Levi’s performance is all the more remarkable because the company has had a rocky ride since its heyday in the mid-1990s, when sales peaked at almost $7bn. A consumer shift towards leggings and yoga pants chipped away at sales. Then came the rise of skinny jeans in the early 2000s. The silhouette went on to dominate the market for almost two decades, leaving shoppers with little reason to update their wardrobes. 

Over the past decade, though, Levi’s has orchestrated a remarkable brand resurrection under chief executive Michelle Gass and her predecessor Chip Bergh. 

The company has sold off Dockers, its underperforming khakis business, and exited Denizen, its value-denim brands. It has paid down debt, cut costs and revamped its supply chain to reduce lead times. Efforts to transform itself from just a jeans maker into a “head-to-toe denim lifestyle” company have also borne fruit. With athleisure fatigue giving rise to a denim resurgence and the revival of ’90s and Y2K trends, Levi’s pulled in $6.4bn in net sales last year, the most since 1997.

A move to sell more directly to consumers has also helped improve profitability. The company’s gross margin hit a record high of just under 63 per cent in its most recent quarter. That compares with under 50 per cent at both Gap and H&M and almost 61 per cent at Zara owner Inditex.

Healthy sales growth and margin gains mean Levi’s has room to absorb most of the costs it faces as a result of tariffs. Less than 1 per cent of clothing sold in the US is sourced from China.

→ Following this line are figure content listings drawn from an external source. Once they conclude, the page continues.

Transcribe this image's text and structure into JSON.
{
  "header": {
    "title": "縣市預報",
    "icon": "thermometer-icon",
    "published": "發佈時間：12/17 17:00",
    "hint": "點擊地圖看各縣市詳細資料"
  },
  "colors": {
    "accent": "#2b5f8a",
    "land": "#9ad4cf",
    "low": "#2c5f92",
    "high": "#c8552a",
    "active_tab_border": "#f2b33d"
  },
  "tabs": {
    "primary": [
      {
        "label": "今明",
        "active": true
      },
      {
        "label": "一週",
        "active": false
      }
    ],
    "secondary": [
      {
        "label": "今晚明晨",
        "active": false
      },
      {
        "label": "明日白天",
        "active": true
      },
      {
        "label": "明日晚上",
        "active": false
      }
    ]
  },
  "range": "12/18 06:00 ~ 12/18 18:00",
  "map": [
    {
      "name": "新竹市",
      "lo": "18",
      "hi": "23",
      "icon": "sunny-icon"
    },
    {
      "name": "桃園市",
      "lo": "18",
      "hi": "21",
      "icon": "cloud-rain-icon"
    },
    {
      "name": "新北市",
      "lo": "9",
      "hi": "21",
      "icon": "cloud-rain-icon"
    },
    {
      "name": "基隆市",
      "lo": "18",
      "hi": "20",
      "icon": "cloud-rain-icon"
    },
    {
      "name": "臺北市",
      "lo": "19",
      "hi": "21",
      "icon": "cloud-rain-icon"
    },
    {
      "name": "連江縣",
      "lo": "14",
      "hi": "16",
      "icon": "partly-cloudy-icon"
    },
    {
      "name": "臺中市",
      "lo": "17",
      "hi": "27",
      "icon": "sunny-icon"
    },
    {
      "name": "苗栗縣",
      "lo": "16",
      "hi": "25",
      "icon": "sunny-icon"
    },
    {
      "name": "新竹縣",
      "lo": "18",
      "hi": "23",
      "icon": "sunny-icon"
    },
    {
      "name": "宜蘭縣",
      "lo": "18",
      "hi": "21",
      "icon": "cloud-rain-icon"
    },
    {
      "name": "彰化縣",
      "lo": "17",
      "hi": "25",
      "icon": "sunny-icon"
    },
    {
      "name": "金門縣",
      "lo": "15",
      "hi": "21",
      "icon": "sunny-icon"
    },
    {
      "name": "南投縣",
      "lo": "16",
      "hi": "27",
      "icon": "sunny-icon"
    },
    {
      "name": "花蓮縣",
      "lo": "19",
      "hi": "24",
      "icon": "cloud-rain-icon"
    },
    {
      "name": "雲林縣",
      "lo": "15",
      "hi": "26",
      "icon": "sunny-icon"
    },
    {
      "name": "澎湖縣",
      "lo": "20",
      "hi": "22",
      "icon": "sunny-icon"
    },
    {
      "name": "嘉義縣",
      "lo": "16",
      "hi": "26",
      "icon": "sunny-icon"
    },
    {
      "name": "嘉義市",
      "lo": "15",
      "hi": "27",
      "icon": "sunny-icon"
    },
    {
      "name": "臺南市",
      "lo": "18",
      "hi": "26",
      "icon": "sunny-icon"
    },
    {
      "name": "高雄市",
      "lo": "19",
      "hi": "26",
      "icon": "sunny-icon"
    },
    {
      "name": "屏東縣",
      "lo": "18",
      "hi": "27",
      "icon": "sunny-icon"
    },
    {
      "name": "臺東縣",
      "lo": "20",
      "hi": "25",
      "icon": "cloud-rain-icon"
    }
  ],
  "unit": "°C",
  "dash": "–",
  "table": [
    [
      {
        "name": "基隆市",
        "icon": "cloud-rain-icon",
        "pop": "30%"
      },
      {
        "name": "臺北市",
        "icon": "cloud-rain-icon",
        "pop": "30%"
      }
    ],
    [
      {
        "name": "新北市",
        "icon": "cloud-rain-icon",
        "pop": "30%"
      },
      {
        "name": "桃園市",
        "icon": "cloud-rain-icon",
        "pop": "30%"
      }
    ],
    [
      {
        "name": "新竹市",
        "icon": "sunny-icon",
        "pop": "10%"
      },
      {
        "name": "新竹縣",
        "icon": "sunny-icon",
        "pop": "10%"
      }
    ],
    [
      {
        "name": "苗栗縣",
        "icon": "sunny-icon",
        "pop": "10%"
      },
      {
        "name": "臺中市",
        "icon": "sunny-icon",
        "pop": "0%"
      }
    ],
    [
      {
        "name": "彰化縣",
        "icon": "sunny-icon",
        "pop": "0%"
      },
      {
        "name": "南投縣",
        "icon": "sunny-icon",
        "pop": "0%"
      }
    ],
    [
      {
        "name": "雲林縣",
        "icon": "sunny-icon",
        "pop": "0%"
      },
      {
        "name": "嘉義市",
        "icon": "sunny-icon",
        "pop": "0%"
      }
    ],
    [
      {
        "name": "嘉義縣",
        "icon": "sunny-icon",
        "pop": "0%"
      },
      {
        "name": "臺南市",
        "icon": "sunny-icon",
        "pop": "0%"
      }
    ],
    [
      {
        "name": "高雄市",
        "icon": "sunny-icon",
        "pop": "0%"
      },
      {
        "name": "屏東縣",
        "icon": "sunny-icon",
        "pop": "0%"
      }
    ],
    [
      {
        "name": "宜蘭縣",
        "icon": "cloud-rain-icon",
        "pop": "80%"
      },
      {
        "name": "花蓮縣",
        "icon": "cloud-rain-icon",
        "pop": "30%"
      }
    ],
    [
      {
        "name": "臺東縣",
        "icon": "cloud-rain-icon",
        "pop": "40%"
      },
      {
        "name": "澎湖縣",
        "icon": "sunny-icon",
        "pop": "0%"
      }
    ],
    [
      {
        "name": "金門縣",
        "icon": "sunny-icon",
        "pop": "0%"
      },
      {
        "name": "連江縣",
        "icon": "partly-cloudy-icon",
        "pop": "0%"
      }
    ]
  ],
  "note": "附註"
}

So while it expects tariffs to result in a 20 basis points net impact, it is still expecting its gross margin to grow by 80bp this year.

Levi’s direct-to-consumer strategy is not without risk. Nike is a cautionary tale in the cost of building up such businesses, which involve intricate logistics. Levi’s operating margin — which stood at 7.5 per cent in its most recent quarter — is still less than half that of Inditex’s.

Nonetheless, Levi’s is back in fashion — as is the company’s stock, which, at more than 16 times this year’s earnings, has regained its premium to Wrangler jeans owner Kontoor Brands. Trends are fickle, of course. But Levi’s has widened its appeal beyond its ’90s products, and that’s a good look.